ReplyDeleteI think the golden age of the Argus was in the 80s when it had a very impressive stable of writers and photographers and Dave Kranz was at the top of his game covering political news and chasing down rumors. But even then, the dollars in advertising spoke loudly in the policies and practices of the rest of the ship. As the ships lists and sinks, the dollars are gripping more and more control.
The shame of Gannett is and has always been the line of demarcation between the top desks (and corporate executives) and the grunts who’ve made the product shine in the news and graphics rooms. The grunts have always done their best despite the salary glass ceiling which keeps them paid less than peers who got jobs outside journalism and despite threats of reprisals from political and business circles. To them, it’s all about being first, accurate and best at getting the big story and grabbing the reader to want more.
The six-figure salary group at the Argus and Gannett’s corporate offices have a different ethic.
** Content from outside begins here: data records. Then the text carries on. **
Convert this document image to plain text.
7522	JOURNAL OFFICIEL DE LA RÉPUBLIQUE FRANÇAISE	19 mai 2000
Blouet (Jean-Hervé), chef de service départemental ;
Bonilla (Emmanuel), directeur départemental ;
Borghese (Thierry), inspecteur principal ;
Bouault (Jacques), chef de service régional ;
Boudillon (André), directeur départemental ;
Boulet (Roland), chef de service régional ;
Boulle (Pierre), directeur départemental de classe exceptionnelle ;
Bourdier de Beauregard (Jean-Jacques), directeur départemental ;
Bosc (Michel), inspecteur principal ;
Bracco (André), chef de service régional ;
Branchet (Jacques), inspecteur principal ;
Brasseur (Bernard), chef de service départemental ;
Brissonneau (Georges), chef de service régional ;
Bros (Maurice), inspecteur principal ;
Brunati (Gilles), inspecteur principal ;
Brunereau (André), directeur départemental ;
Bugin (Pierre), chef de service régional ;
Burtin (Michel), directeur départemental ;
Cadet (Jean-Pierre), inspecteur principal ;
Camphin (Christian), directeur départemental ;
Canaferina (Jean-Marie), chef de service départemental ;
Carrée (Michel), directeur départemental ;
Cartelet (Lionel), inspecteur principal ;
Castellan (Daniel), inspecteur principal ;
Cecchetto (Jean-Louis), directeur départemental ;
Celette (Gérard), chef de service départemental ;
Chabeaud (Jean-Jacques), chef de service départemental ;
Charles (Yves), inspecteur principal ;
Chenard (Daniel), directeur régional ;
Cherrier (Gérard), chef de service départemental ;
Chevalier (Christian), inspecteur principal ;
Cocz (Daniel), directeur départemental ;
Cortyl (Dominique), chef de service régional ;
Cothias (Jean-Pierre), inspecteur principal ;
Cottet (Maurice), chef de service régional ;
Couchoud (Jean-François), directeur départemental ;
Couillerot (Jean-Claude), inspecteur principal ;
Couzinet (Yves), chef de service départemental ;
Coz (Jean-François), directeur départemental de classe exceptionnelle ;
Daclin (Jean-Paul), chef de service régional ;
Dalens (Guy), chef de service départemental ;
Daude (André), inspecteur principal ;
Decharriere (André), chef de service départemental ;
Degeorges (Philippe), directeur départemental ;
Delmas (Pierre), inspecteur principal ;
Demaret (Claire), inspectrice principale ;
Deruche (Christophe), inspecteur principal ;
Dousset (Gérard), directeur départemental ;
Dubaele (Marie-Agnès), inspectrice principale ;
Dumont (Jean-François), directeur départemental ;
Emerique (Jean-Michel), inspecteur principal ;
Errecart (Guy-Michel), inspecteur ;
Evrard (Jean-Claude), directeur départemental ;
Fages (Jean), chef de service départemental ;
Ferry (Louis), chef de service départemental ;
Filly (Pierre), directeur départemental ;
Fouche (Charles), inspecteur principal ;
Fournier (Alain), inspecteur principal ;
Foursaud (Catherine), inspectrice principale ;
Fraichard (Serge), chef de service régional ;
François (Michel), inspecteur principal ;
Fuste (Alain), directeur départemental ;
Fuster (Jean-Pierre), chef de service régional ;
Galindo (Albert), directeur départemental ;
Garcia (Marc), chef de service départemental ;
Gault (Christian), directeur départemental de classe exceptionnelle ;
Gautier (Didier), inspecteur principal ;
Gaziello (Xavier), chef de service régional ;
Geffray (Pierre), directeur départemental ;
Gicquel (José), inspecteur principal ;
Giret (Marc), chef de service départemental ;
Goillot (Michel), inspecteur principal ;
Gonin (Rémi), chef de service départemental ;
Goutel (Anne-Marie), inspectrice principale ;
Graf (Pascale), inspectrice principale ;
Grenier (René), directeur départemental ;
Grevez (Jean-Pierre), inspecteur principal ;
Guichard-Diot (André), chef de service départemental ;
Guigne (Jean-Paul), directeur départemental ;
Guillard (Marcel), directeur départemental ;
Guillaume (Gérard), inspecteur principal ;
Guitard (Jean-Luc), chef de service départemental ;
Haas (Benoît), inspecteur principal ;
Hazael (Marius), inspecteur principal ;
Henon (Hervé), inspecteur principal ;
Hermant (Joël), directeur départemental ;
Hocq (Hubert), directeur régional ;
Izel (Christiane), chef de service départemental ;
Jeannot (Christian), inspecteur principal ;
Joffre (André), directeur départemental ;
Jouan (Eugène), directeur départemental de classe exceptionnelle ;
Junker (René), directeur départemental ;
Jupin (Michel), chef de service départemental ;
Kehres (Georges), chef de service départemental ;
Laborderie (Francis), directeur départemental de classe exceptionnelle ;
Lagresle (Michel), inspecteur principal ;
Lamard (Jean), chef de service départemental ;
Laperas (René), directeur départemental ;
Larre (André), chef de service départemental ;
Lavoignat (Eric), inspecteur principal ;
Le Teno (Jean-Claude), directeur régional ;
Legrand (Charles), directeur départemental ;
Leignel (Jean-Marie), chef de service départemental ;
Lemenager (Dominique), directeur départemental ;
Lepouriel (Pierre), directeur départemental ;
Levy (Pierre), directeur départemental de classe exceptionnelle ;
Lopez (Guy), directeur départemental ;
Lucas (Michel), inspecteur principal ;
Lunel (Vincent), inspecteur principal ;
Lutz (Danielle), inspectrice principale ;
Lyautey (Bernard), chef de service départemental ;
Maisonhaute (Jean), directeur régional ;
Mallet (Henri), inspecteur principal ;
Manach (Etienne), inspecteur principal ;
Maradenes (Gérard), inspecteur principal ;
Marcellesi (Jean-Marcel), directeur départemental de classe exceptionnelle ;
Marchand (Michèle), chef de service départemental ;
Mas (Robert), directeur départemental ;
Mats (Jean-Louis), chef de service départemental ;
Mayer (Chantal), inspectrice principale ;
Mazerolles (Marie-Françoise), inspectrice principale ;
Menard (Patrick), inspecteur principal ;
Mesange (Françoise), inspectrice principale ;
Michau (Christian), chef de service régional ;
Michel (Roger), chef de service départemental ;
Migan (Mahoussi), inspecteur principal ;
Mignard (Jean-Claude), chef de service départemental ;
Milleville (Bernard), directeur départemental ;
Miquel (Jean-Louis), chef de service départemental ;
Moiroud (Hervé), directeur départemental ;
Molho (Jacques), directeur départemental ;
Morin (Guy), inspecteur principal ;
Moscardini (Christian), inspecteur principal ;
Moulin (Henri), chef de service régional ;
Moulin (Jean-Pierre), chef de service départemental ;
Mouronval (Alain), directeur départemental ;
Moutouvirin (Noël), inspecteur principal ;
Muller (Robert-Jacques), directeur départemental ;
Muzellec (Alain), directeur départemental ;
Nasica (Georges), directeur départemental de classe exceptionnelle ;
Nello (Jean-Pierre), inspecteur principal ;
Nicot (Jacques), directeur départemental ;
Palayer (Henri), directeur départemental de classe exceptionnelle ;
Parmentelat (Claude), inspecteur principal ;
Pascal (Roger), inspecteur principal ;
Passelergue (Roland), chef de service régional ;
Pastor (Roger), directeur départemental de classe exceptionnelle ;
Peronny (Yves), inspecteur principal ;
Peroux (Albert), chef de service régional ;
To them, it’s all and only about business and profitability. To them, news is the occasionally embarrassing product they drape around advertising. Newspapers exist as their gateway to profits and bigger bonuses.
When the grunts are put on forced (unpaid) furloughs and told to produce more and expect less in pay and benefits (not just at the Argus, but throughout the profession), something’s going to break. Yep, and not being able to find a warm body to cover a routine council meeting is going to happen. But what is so impressive is the dedication and resiliency reporters and photographers seem to have despite the hardships and humiliation.
I don’t know if newsrooms and newspapers are the new dinosaur in the world of Nooks, Kindles and iPads. Maybe there’s a new phase that has yet to evolve, but paywalls won’t cut it with enough readers. It would be sad to see print go the way of broadcast and online media where consumers pick their favorites based on their political biases. Despite the nattering nabobs who carp about the “liberal press,” newspapers like the Argus and others throughout the nation present the news without the filters of the spin doctors. Without the foundation of an unbiased media to hold up objectivity and balance (not always perfectly but always earnestly), it will become harder and harder for Americans to get facts upon which they can shape their own opinions.
Be glad there is an Argus Leader. It will give you something to tell your grandchildren about what it was like in the old days.